Minted sugar snap peas recipe

Minted Sugar Snap Peas | Pamela Salzman

Minted Sugar Snap Peas | Pamela Salzman

When I’m not teaching cooking classes, I volunteer as a garden educator for a non-profit organization called Growing Great.  I help students at a local elementary school maintain a beautiful organic garden as well as teach them the fundamentals about growing vegetables and fruit.  I think it’s really important that our kids know where our food comes from.  I am fortunate to have grown up with gardens my whole life.  My father has an unbelievable green thumb and we were lucky enough to be able to go to the backyard before dinner and find something that looked good enough to eat.  Yet, no matter how many times I plant a seed in the ground, I am still amazed at what happens.  With some sun, water and a little TLC, that little granule turns into a gorgeous plant that bears incredible-tasting vegetables.

This year our little school garden had a bounty of sugar snap peas.  We picked baskets upon baskets of them to sell at the school’s annual farmer’s market, although we would have had pounds more but the kids couldn’t resist eating them straight off the vine.  Far be it from me to discourage them!  Sugar snap peas are always the most popular spring vegetable that we sell.  They are even more sweet and juicy when they are freshly picked — a real treat!  They are perfect raw in a lunchbox or as an afterschool snack.  But I just love any peas when paired with mint.  It’s a match made in heaven.

If you can find really fresh snap peas, you won’t have to do much to them to make them taste divine.  This recipe is incredibly easy to prepare and delicious in its simplicity.  The only “work” here is trimming the peas and I usually have one of my kids do that.

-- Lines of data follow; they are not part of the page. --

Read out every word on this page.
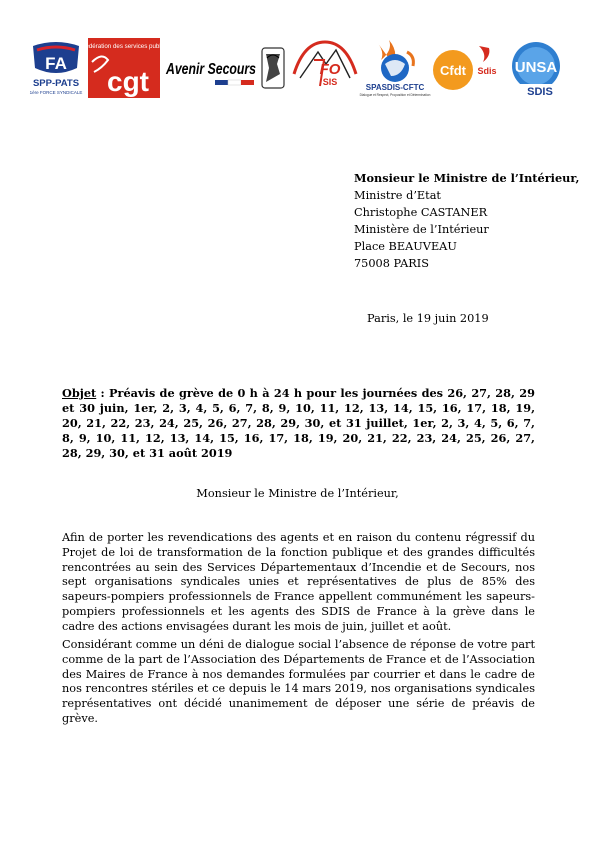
FA
SPP-PATS
1ère FORCE SYNDICALE
fédération des services publics
cgt Avenir Secours	FO
SIS
SPASDIS-CFTC
Dialogue et Respect, Proposition et Détermination
Cfdt Sdis UNSA
SDIS
Monsieur le Ministre de l’Intérieur,
Ministre d’Etat
Christophe CASTANER
Ministère de l’Intérieur
Place BEAUVEAU
75008 PARIS
Paris, le 19 juin 2019
Objet : Préavis de grève de 0 h à 24 h pour les journées des 26, 27, 28, 29 et 30 juin, 1er, 2, 3, 4, 5, 6, 7, 8, 9, 10, 11, 12, 13, 14, 15, 16, 17, 18, 19, 20, 21, 22, 23, 24, 25, 26, 27, 28, 29, 30, et 31 juillet, 1er, 2, 3, 4, 5, 6, 7, 8, 9, 10, 11, 12, 13, 14, 15, 16, 17, 18, 19, 20, 21, 22, 23, 24, 25, 26, 27, 28, 29, 30, et 31 août 2019
Monsieur le Ministre de l’Intérieur,
Afin de porter les revendications des agents et en raison du contenu régressif du Projet de loi de transformation de la fonction publique et des grandes difficultés rencontrées au sein des Services Départementaux d’Incendie et de Secours, nos sept organisations syndicales unies et représentatives de plus de 85% des sapeurs-pompiers professionnels de France appellent communément les sapeurs-pompiers professionnels et les agents des SDIS de France à la grève dans le cadre des actions envisagées durant les mois de juin, juillet et août.
Considérant comme un déni de dialogue social l’absence de réponse de votre part comme de la part de l’Association des Départements de France et de l’Association des Maires de France à nos demandes formulées par courrier et dans le cadre de nos rencontres stériles et ce depuis le 14 mars 2019, nos organisations syndicales représentatives ont décidé unanimement de déposer une série de préavis de grève.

Minted Sugar Snap Peas | Pamela Salzman

Since the peas cook so quickly, I usually call everyone down for dinner and then turn the heat on under the pot.  I can always count on a little bickering before everyone settles down to his or her seat, so the timing is perfect.  Just keep to the short cook time.  I do think snap peas are better with a little crunch.  This preparation also works with carrots, asparagus, and English peas, too.  If you mix a few together, you’ll just have Springtime in a bowl.

Minted Sugar Snap Peas | Pamela Salzman

Minted Sugar Snap Peas
Serves: 6
  • 1 pound sugar snap peas, trimmed
  • ¾ teaspoon fine sea salt
  • 1 Tablespoon unsalted butter or unrefined, cold-pressed extra-virgin olive oil
  • 1 shallot, thinly sliced or 1 garlic clove, peeled and crushed
  • 2 Tablespoons thinly sliced fresh mint
  • 3-4 Tablespoons water
  1. In a medium saucepan, add all the ingredients. Bring the water to a boil, lower the heat, cover and simmer for 2-3 minutes or until crisp-tender.
  2. Remove garlic if that’s what you used. Season to taste for salt. That's all there is to it. Transfer to a serving bowl and serve immediately.
Sometimes I like to add the zest of one small orange, lemon or lime to the pot.